Wednesday, October 24, 2012

More of Him less of me

Proverbs 27:17 As Iron sharpens iron, so one man sharpens another.

Had someone tell me on the phone yesterday that they were seeing more of me in the last month and less of God. The sad thing is that what was said was true. In some ways, I was seeing that myself but did not want to believe it. Thank you Jesus for putting men in my life that will speak life into me and not death.

Galatians 5:7 you were running the race so well. Who has held you back from following the truth?

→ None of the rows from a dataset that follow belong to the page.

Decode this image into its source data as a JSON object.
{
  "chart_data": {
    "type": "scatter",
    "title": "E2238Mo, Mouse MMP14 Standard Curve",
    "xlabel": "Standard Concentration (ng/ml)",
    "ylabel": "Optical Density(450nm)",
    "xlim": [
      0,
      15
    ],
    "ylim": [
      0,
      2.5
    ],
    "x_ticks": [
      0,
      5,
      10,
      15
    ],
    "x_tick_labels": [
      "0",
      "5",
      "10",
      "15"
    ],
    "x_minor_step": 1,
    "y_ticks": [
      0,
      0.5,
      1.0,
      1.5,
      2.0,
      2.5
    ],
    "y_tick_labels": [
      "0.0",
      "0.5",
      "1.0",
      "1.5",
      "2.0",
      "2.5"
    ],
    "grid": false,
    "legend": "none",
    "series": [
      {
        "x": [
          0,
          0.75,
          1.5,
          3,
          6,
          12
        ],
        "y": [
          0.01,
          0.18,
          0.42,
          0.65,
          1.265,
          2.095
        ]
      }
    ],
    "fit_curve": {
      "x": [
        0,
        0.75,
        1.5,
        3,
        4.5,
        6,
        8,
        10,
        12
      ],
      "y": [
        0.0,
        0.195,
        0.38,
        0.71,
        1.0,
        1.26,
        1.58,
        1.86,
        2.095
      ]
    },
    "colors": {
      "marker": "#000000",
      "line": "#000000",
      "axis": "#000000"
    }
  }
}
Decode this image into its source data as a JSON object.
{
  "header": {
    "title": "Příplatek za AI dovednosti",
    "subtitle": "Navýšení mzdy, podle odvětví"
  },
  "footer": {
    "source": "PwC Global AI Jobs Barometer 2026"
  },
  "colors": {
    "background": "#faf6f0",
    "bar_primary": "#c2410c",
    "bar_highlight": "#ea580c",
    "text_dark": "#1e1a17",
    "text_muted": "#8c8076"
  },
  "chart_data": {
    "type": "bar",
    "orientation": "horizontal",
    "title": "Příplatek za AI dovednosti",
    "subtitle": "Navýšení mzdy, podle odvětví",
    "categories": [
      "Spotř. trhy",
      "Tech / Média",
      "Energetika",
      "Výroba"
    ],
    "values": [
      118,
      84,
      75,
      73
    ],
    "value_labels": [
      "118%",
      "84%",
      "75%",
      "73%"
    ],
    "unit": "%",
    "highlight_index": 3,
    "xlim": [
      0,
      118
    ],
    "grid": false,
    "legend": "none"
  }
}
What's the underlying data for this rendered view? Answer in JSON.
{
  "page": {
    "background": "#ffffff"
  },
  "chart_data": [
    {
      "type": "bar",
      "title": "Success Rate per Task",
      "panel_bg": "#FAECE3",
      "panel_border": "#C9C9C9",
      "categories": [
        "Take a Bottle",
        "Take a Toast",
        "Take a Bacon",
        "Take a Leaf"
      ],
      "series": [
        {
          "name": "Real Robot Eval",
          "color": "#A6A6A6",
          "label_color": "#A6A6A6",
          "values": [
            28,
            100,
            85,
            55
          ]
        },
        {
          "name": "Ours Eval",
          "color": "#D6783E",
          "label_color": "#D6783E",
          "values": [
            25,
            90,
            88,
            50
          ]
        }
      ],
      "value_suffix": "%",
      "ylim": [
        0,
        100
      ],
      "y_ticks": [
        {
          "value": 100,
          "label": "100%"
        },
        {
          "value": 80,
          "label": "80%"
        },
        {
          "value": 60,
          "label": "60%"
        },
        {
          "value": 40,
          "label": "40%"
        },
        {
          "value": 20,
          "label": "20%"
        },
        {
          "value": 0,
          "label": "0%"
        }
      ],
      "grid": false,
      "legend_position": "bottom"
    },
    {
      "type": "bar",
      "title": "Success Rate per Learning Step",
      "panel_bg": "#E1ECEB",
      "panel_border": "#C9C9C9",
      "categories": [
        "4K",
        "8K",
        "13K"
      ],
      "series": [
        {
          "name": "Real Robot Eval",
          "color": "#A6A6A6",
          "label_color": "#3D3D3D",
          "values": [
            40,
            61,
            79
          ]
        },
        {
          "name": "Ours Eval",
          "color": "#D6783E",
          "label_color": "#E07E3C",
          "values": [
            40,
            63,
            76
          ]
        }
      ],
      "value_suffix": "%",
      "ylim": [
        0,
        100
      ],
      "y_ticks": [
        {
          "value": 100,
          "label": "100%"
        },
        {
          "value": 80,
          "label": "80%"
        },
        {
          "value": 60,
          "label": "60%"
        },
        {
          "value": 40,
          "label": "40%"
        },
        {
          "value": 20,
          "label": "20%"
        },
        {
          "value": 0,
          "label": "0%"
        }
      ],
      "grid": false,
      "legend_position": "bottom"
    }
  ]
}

I was reading my testimony last night and the enemy was saying you need to re write this because it is a lie. In my mind I thought "WHATEVER" I know who I am. It is so easy to be taken out of your game and not even realize what is happening. It is so easy to believe the lie, whatever the lie may be. This morning I spent 30 minutes reading…… all of 2 Corinthians. I read it all because I wanted to write something to send out. I got nothing. I was very frustrated. It was only when I stopped searching that I received something to write. I opened up an email that I had received back on July 7th and this is what it said.

Philippians 1:20-21

20 I eagerly expect and hope that I will in no way be ashamed, but will have sufficient courage so that now as always Christ will be exalted in my body, whether by life or by death. 21 For to me, to live is Christ and to die is gain.

Can it get any clearer than that? I must die so I can live ……. Are you dying or are you living?